I was wondering if you guys have any ideas about chew toys for my puppy (15 weeks old). So far I have for him:

1. toys to put his food in (and he has to roll it around to get the kibble out
2. kongs stuffed with frozen treats (PB, moistened and frozen treats, etc)
3. Bully sticks
4. Nylabone rubber stuff

I was wondering if there are any other more creative ideas out there that you'd like to share.

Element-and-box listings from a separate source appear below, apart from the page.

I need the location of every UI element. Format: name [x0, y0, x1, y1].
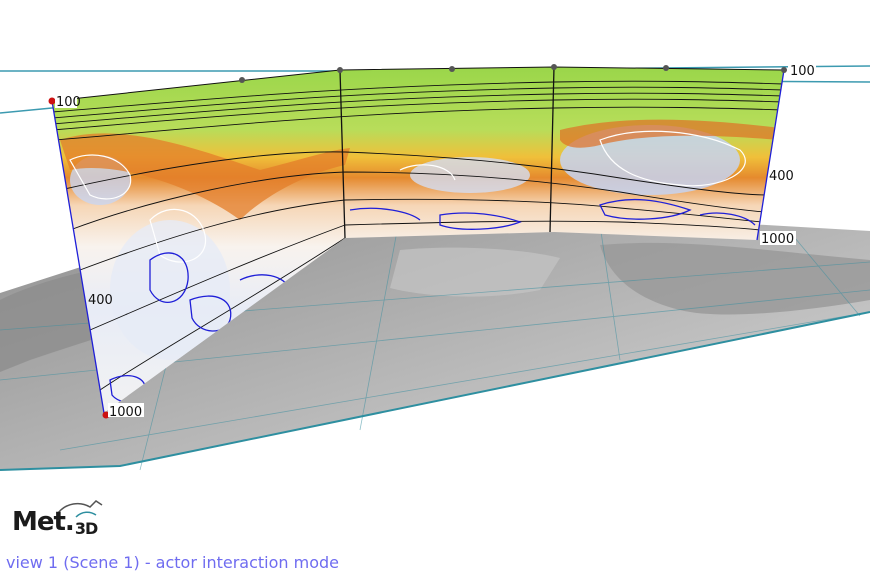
left-tick-top: 100 — [56, 95, 81, 110]
logo-name: Met. — [12, 507, 75, 537]
waypoint-handle-icon[interactable] — [239, 77, 245, 83]
waypoint-handle-icon[interactable] — [337, 67, 343, 73]
right-tick-top: 100 — [790, 64, 815, 79]
logo-suffix: 3D — [74, 519, 98, 538]
right-tick-bottom: 1000 — [761, 232, 794, 247]
scene-3d-view[interactable]: 100 400 1000 100 400 1000 — [0, 0, 870, 574]
waypoint-handle-icon[interactable] — [781, 67, 787, 73]
right-tick-mid: 400 — [769, 169, 794, 184]
left-tick-bottom: 1000 — [109, 405, 142, 420]
waypoint-handle-icon[interactable] — [663, 65, 669, 71]
waypoint-handle-icon[interactable] — [449, 66, 455, 72]
status-bar-text: view 1 (Scene 1) - actor interaction mod… — [6, 553, 339, 572]
left-tick-mid: 400 — [88, 293, 113, 308]
waypoint-handle-icon[interactable] — [551, 64, 557, 70]
met3d-logo: Met.3D — [12, 507, 98, 538]
waypoint-handle-icon[interactable] — [48, 97, 56, 105]
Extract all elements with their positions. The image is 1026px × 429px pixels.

Also, he never gets any rawhide chews nor does he get cooked bones. What about raw bones? Is he too young? By raw bones I'm specifically thinking about beef femur bones with the marrow removed and stuffed with PB. I was told that femur bones break differently (not into splinters) but I'm skeptical.

Thanks!!


----------



## Wolfiesmom (Apr 10, 2010)

I give my puppy raw beef marrow bones. I have yet to have one splinter. I let him chew the marrow out also. He loves them. He is 5 months now and I have been giving them to him since he was 3 months old. He doesn't break them either. I find them in the supermarket meat section. Sometimes they are labeled as soup bones.


----------



## ayoitzrimz (Apr 14, 2010)

cool, I think he'll like it and it's something new. I was just worried about splinters or breaking his teeth on them


----------



## Wolfiesmom (Apr 10, 2010)

He never broke his teeth on them, and they really help with the teething. I have them all over the place in the house for him and he has never chewed on any of the furniture. He goes right for the bones.


----------



## ayoitzrimz (Apr 14, 2010)

very cool! I appreciate the advice. I'll give the bones a try and see how the little boy likes them


----------



## JKlatsky (Apr 21, 2007)

Tag has an Everlasting Treat Ball, A Kong, A Nylabone, 12" thick Bully Sticks (his puppy teeth take a long time to get through these), The Busy Buddy Bristle Bone, and the Busy Buddy Bouncy Bone. He likes them all and it seems to be enough. 

I have also heard good things about the tug-a-jug and some of the puppy puzzles. Interactive Toys - Jeffers Although I have to admit to some skepticism about the puzzles. I think my dog would just turn it over or chew it apart...


----------



## GSDSunshine (Sep 7, 2009)

other treat/chewing ideas are pig ears and bully sticks


----------